The might of capitalist society, whose creator and destroyer is the working class, became particularly apparent during the war, where the national-chauvinist seed so generously sown for decades bore such rich fruits. Reformism is the concentration of the ideology which believes in a union between the proletariat and the bourgeois society; it mirrors that stage of the labor movement during which the working class was solely the creator of capitalist society. Revolutionary syndicalism and communism form another stage, another side, another tendency of the labor movement the ideology of the class which arises as the destroyer of capitalism, Thus right and left members grow organically out of the working class: on the one side reconciliation with capital, subordination to national ideology; and on the other side the striving to destroy this capitalism and to cast down its gods.

These are the historical causes which have led to the creation of the two confederations at present representing the French working class. Where is the past and where the future of the working class, along what lines will the labor movement evolve? On the lines laid down by the knights of doleful countenance, from the reformist labor confederation, on the lines of class reconciliation, on the lines of rule of imperialist ideology over the working class? Or on the lines of revolutionary struggle, of emancipation of the working class from the ideological and material fetters of capitalist society? Is it possible to doubt in which direction society is evolving? It suffices to cast one glance around, one superficial glance at the conflicts increasing on all sides. It suffices to lend an ear to the subterranean rumblings from the depths of modern society, and we must recognize that the wheel of history is revolving in a contrary direction to reformism in theory and practice. There where revolution is victorious, there the reformist illusions are rapidly scattered to the winds (Russia); and where counter-revolution is victorious, there reformism establishes its power in the minds of the working masses (Hungary).

Two confederations, one representing the concentration of conservatism and backwardness in the working class, the other the concentration of its revolutionary ardour, its enthusiasm, the readiness for sacrifice and the traditions of the revolutionary struggles of the last century. The confederation which makes itself so loudly heard on all official occasions does not even enjoy the confidence of its own International. The national reformists of Germany know very well that they have nothing to expect from the national reformists of France. The other confederation enjoys the full confidence of the revolutionary workers of Germany, for it is the bearer of the best traditions of revolutionary France. Two confederations, two worlds, two different currents in the labor movement. If the reformist confederation was composed entirely of conscious representatives of labor conservatism, of trade union employees, then it would be madness and Utopianism for the Unitarian Labor Confederation to propose an amalgamation of the two confederations.
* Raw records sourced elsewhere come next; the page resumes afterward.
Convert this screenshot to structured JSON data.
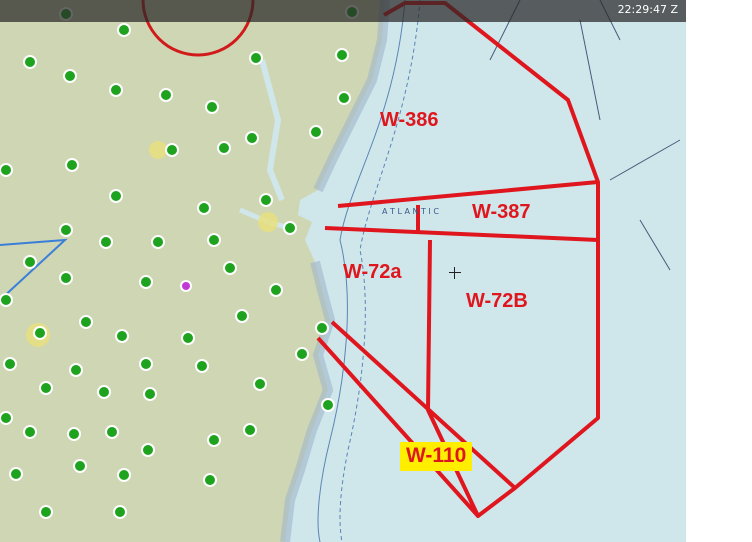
{
  "clock": "22:29:47 Z",
  "ocean_label": "A T L A N T I C",
  "colors": {
    "land": "#cfd6b4",
    "ocean": "#cfe6ea",
    "boundary": "#e0161e",
    "airport": "#1ea31e",
    "highlight": "#ffee00"
  },
  "warning_areas": [
    {
      "id": "W-386",
      "highlighted": false
    },
    {
      "id": "W-387",
      "highlighted": false
    },
    {
      "id": "W-72a",
      "highlighted": false
    },
    {
      "id": "W-72B",
      "highlighted": false
    },
    {
      "id": "W-110",
      "highlighted": true
    }
  ],
  "icons": {
    "airport": "airport-icon",
    "cursor": "crosshair-icon"
  }
}
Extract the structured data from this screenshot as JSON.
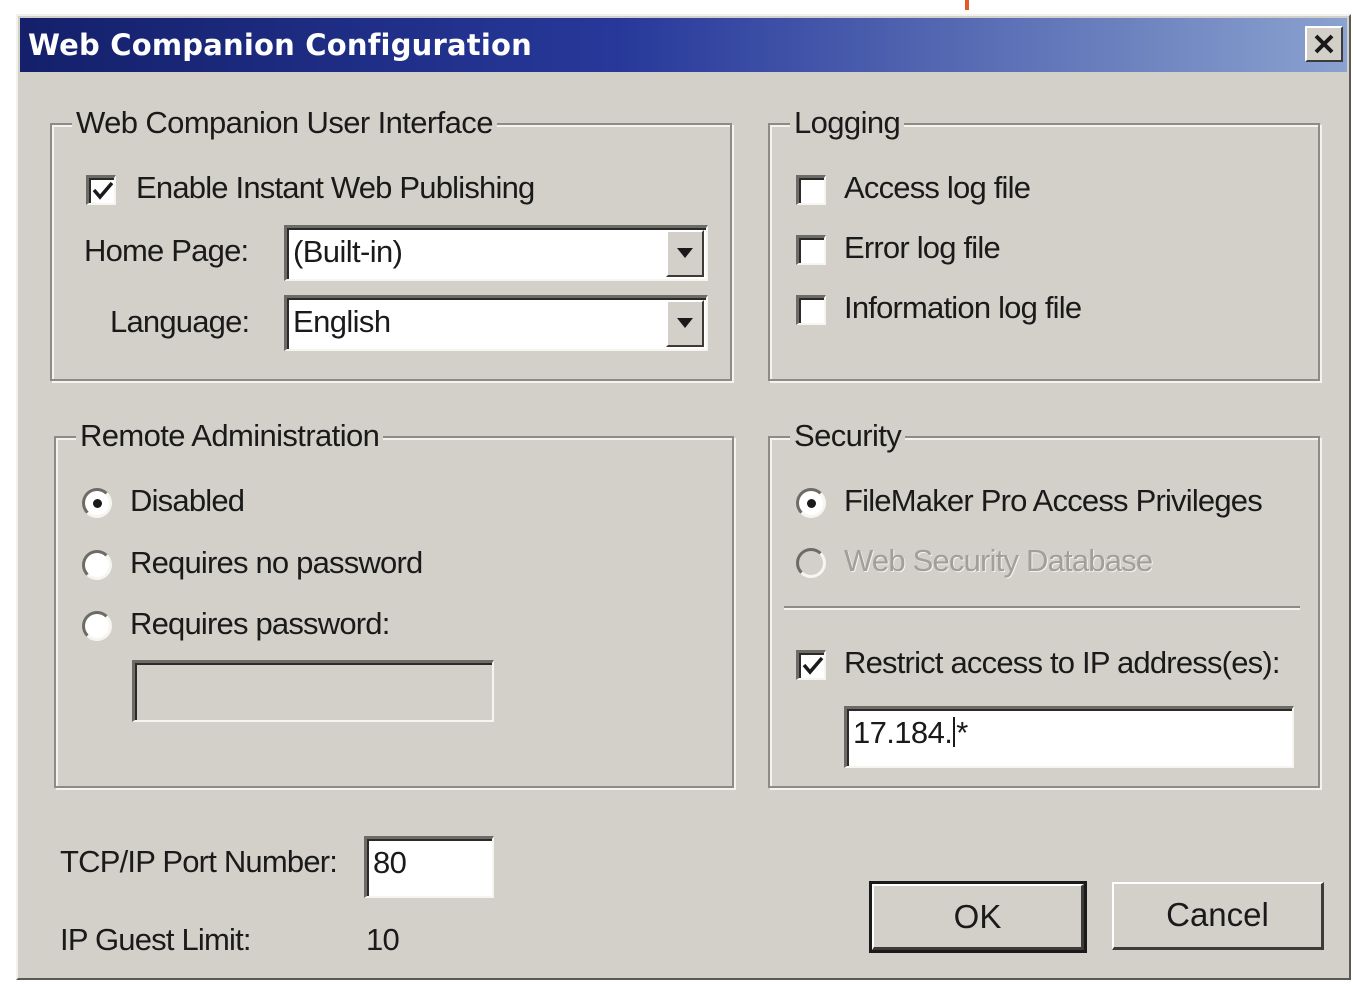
{
  "window": {
    "title": "Web Companion Configuration",
    "close_glyph": "×",
    "title_bar_color": "#1e2c80"
  },
  "user_interface": {
    "legend": "Web Companion User Interface",
    "enable_label": "Enable Instant Web Publishing",
    "enable_checked": true,
    "home_page_label": "Home Page:",
    "home_page_value": "(Built-in)",
    "language_label": "Language:",
    "language_value": "English"
  },
  "logging": {
    "legend": "Logging",
    "access_log_label": "Access log file",
    "access_log_checked": false,
    "error_log_label": "Error log file",
    "error_log_checked": false,
    "information_log_label": "Information log file",
    "information_log_checked": false
  },
  "remote_admin": {
    "legend": "Remote Administration",
    "disabled_label": "Disabled",
    "no_password_label": "Requires no password",
    "password_label": "Requires password:",
    "selected": "Disabled",
    "password_value": ""
  },
  "security": {
    "legend": "Security",
    "filemaker_label": "FileMaker Pro Access Privileges",
    "web_security_label": "Web Security Database",
    "selected": "FileMaker Pro Access Privileges",
    "restrict_label": "Restrict access to IP address(es):",
    "restrict_checked": true,
    "ip_value_before_caret": "17.184.",
    "ip_value_after_caret": "*"
  },
  "footer": {
    "port_label": "TCP/IP Port Number:",
    "port_value": "80",
    "guest_limit_label": "IP Guest Limit:",
    "guest_limit_value": "10",
    "ok_label": "OK",
    "cancel_label": "Cancel"
  }
}
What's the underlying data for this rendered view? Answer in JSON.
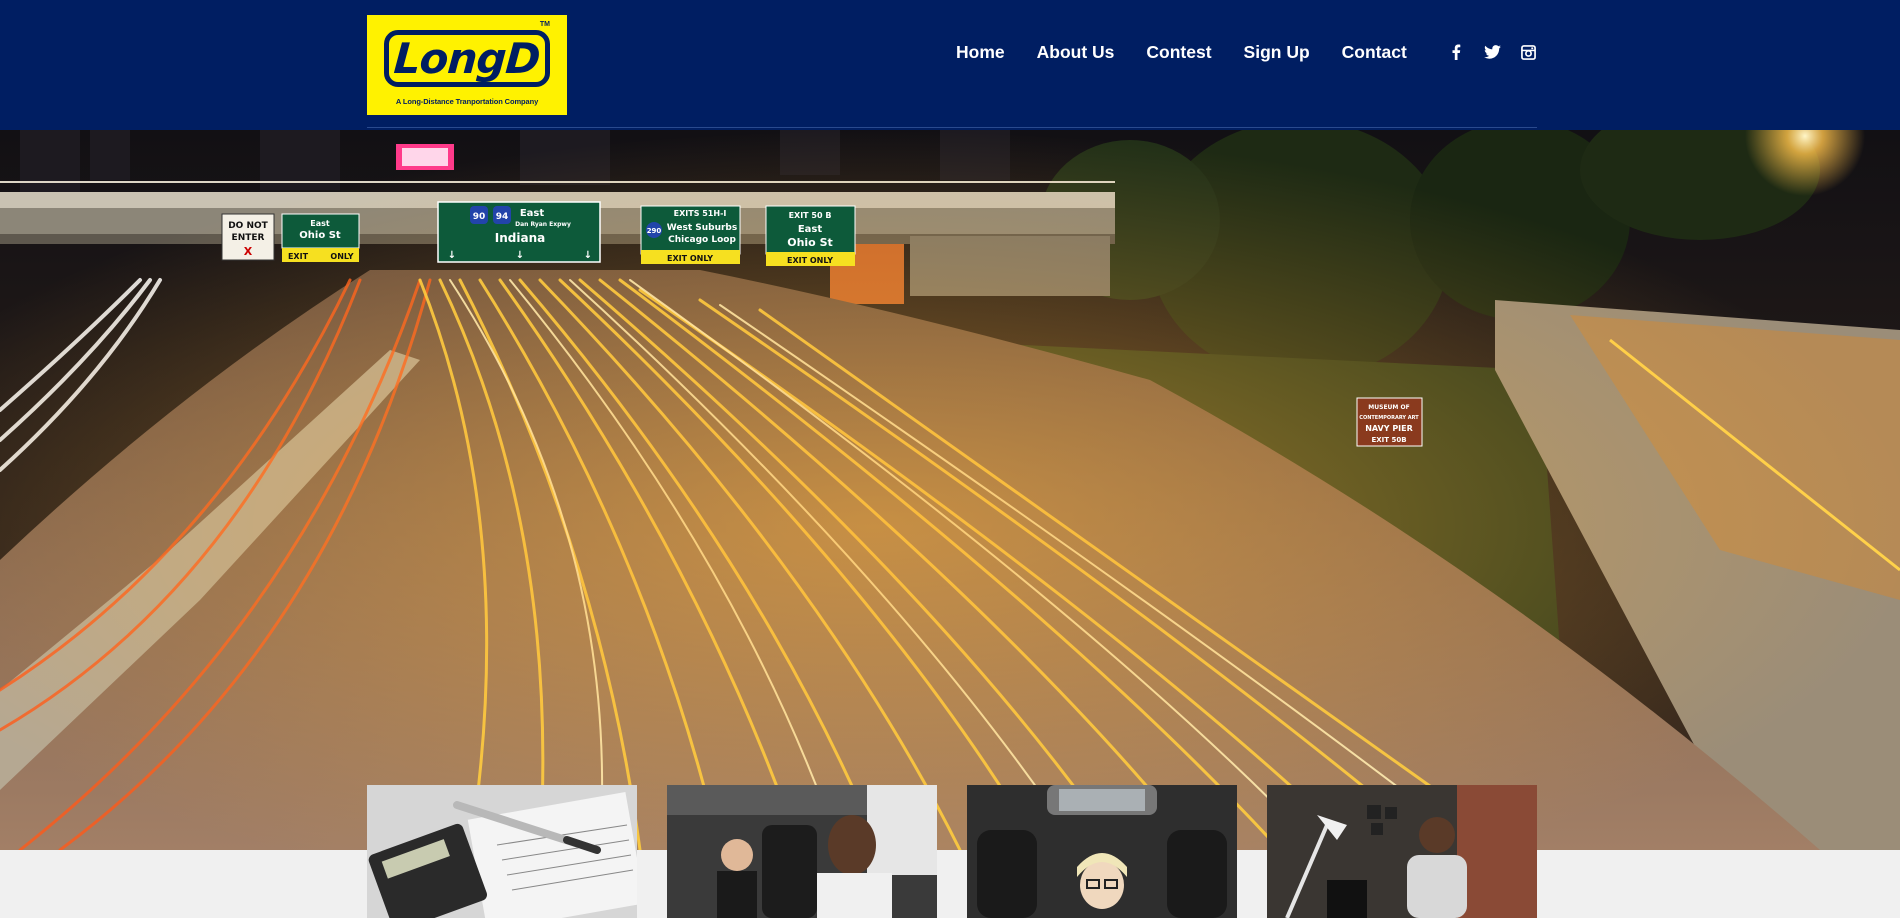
{
  "brand": {
    "name": "LongD",
    "trademark": "TM",
    "tagline": "A Long-Distance Tranportation Company",
    "colors": {
      "navy": "#001e62",
      "yellow": "#fff200"
    }
  },
  "nav": {
    "items": [
      {
        "label": "Home"
      },
      {
        "label": "About Us"
      },
      {
        "label": "Contest"
      },
      {
        "label": "Sign Up"
      },
      {
        "label": "Contact"
      }
    ]
  },
  "social": {
    "icons": [
      "facebook-icon",
      "twitter-icon",
      "instagram-icon"
    ]
  },
  "hero": {
    "image": "night-highway-light-trails",
    "signs": {
      "do_not_enter": [
        "DO NOT",
        "ENTER",
        "X"
      ],
      "ohio_st_left": [
        "East",
        "Ohio St",
        "EXIT",
        "ONLY"
      ],
      "indiana": [
        "90",
        "94",
        "East",
        "Dan Ryan Expwy",
        "Indiana"
      ],
      "exits": [
        "EXITS 51H-I",
        "290",
        "West Suburbs",
        "Chicago Loop",
        "EXIT ONLY"
      ],
      "exit_50b": [
        "EXIT 50 B",
        "East",
        "Ohio St",
        "EXIT ONLY"
      ],
      "museum": [
        "MUSEUM OF",
        "CONTEMPORARY ART",
        "NAVY PIER",
        "EXIT 50B"
      ]
    }
  },
  "cards": [
    {
      "image": "calculator-and-pen-photo"
    },
    {
      "image": "driver-with-passenger-photo"
    },
    {
      "image": "woman-in-car-photo"
    },
    {
      "image": "man-at-desk-photo"
    }
  ]
}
But the reformist confederation counts among its members, hundreds and thousands of proletarians who are being urged into the new paths by the pressure of events, and who will march to battle shoulder to shoulder with the revolutionary proletariat of France. For this reason it is very well possible to entertain the idea of uniting the two confederations, a step greatly to the advantage of revolutionary syndicalism and communism But it is just for this reason that the reform st bureaucrats do not desire this unity. But their resistance will not help them much! They did not want revolutionary syndicalism either, but it came in spite of that, and found expression in the Unitarian Labor Confederation. They do not want communism, but this “frightful spectre” is haunting the whole of Europe all the same. They do not want the revolution, but despite the resistance of the ruling classes, and of their agents among the working class, revolution has already seized upon a sixth part of the globe, and the day is not far distant when it will plant its standard in the other parts of the world as well.